One message that was drummed into us from an early age was always to be safe during silage season – regardless of what you were doing. But being the tea bearer gave you the chance to fly down the fields on your push bike, deliver the goods and lie down in the knocked grass listening to the hum of the mower.
Then as you got older, you graduated to sitting in the cab and keeping the driver company, where you got to pick up invaluable tips on how to operate the machines.
As all we know with harvesting silage, the ball gets rolling with the mower landing in the field. Once grass is getting knocked, the mower stays going until all the grass is down.

But when the silage is ready to get picked up, that is really when it is all hands on deck – and nobody escapes – my mam would always be preparing a lunch and a dinner for everyone working outside on top of her full-time job as a deputy principal of a secondary school.
On a real hot day, it was always the cold salad dinner with hard boiled eggs, coleslaw, ham, chicken, and potato salad, and this could not be beaten.
But sometimes not everything goes to plan and, when you are really under pressure, then you have to resort to a few burgers and chips from the chipper and throwing them down you while leaning against the hot bonnet of the tractor or lying across the warm silage pit.
Silage season
The year when you are finally appointed to be the driver of the tractor and mower, silage wagon, or have to buck rake up the grass is one to remember.

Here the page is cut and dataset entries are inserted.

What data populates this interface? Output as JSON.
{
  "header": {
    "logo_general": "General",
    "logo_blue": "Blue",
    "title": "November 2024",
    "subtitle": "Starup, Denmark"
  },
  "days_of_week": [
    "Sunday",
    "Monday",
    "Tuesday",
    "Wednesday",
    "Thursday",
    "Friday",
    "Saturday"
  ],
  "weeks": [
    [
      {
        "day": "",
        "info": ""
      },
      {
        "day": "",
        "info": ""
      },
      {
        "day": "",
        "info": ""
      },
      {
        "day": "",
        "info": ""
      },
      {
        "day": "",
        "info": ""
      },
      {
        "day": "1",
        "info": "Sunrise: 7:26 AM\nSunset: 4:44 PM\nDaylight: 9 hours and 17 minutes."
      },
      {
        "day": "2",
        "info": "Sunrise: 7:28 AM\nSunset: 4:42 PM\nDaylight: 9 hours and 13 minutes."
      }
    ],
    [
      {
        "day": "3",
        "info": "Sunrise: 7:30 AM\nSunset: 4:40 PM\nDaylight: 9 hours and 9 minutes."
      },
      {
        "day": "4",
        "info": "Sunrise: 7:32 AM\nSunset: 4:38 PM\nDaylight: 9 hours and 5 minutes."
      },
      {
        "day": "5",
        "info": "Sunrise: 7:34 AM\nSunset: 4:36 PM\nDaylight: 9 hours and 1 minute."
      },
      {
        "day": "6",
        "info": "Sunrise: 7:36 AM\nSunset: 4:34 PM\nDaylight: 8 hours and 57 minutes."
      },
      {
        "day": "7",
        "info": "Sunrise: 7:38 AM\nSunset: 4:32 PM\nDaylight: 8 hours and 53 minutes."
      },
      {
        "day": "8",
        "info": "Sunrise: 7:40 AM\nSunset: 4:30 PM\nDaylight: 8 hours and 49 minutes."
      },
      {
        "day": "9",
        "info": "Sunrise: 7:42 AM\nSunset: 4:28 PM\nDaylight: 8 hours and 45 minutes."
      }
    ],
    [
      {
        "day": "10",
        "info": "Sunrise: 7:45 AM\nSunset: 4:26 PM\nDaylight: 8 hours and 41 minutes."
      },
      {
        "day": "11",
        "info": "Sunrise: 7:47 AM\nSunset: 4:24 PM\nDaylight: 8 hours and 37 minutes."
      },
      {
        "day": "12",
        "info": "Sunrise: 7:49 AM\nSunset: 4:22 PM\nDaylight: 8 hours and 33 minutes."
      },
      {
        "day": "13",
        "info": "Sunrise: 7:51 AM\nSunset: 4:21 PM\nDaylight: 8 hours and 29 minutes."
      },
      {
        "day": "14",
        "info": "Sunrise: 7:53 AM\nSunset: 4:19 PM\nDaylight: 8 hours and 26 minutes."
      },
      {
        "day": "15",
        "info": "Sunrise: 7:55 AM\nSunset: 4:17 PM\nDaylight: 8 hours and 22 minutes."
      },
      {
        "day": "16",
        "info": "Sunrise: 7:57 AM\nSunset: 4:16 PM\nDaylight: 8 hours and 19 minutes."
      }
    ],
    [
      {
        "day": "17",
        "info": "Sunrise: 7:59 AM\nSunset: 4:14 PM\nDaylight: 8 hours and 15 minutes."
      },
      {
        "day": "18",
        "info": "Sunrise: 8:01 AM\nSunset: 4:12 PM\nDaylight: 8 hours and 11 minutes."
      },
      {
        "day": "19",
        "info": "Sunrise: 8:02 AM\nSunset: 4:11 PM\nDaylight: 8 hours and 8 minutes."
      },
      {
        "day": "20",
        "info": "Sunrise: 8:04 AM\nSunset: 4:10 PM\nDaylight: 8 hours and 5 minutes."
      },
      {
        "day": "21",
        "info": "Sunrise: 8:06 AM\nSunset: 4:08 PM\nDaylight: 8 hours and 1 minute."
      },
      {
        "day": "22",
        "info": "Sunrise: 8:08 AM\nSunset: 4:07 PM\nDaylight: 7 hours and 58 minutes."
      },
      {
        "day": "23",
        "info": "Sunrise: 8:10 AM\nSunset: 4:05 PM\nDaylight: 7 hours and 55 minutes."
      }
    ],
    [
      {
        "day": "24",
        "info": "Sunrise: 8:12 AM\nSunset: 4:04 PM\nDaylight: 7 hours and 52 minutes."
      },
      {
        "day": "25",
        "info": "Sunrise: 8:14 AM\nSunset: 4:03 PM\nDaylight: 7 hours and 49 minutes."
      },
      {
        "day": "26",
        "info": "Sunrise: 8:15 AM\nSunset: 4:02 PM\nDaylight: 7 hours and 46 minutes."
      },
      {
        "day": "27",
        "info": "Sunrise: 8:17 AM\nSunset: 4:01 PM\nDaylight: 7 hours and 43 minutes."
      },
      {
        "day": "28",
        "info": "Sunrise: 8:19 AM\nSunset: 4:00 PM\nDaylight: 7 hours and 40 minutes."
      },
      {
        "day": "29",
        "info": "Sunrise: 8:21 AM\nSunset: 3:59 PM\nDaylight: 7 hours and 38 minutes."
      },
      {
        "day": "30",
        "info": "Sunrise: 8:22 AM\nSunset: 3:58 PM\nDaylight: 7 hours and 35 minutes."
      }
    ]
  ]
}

It is also the exact moment when you suddenly realised that silage season is not all fun and games – especially when you have your own machines.
There is also the fact that not only have you the silage to do but there are also the cows to get milked. However if you are lucky there are always enough hands – thanks to the cousins – around the yard for that to get done relatively quickly.
The joyful thing about machines, tractors, mowers, and wagons is when the pressure is on, things tend to break or give way.
Particularly when the general rule of thumb is, no matter what age you are, that if you drive it, you fix it.
Chains breaking off the cogs of the wagons, reels jittering as they pick up grass, knives getting caught and gears giving way on mowers quickly take the joy out of silage season.
It is a rite of passage for many of us that once you turn 16, you are trusted and should be capable to operate a silage wagon and tractor on the road and draw in.
That is when you can also see another side to family members.
With two silage wagons drawing in grass, the man on the pit – who in my case is usually my dad – will be directing traffic and instructing where he wants the load of silage placed across the pit face.
But as we have all experienced at one time, sometimes these instructions and hand signals from inside a dusty cab window can get lost in translation, which causes the hand signals to become a bit more frantic.
When you are a still a novice in charge of the silage wagon and tractor with little experience, these hand signals can understandably be a little confusing but, over the years, I have become an expert in interpreting them.
Every cut of silage will take you right through the highs and lows – you can have the tunes blaring in the tractor one minute with everything running smoothly then in the next you are suddenly stuck underneath the wagon or tractor trying to fix a burst pipe, a clogged reel, or a broken chain.
But the hardship mixed with the excitement and enjoyment of it all makes it all the better when, at the end of the day, you take a step back and see a covered pit of quality silage – that is what makes it all worthwhile.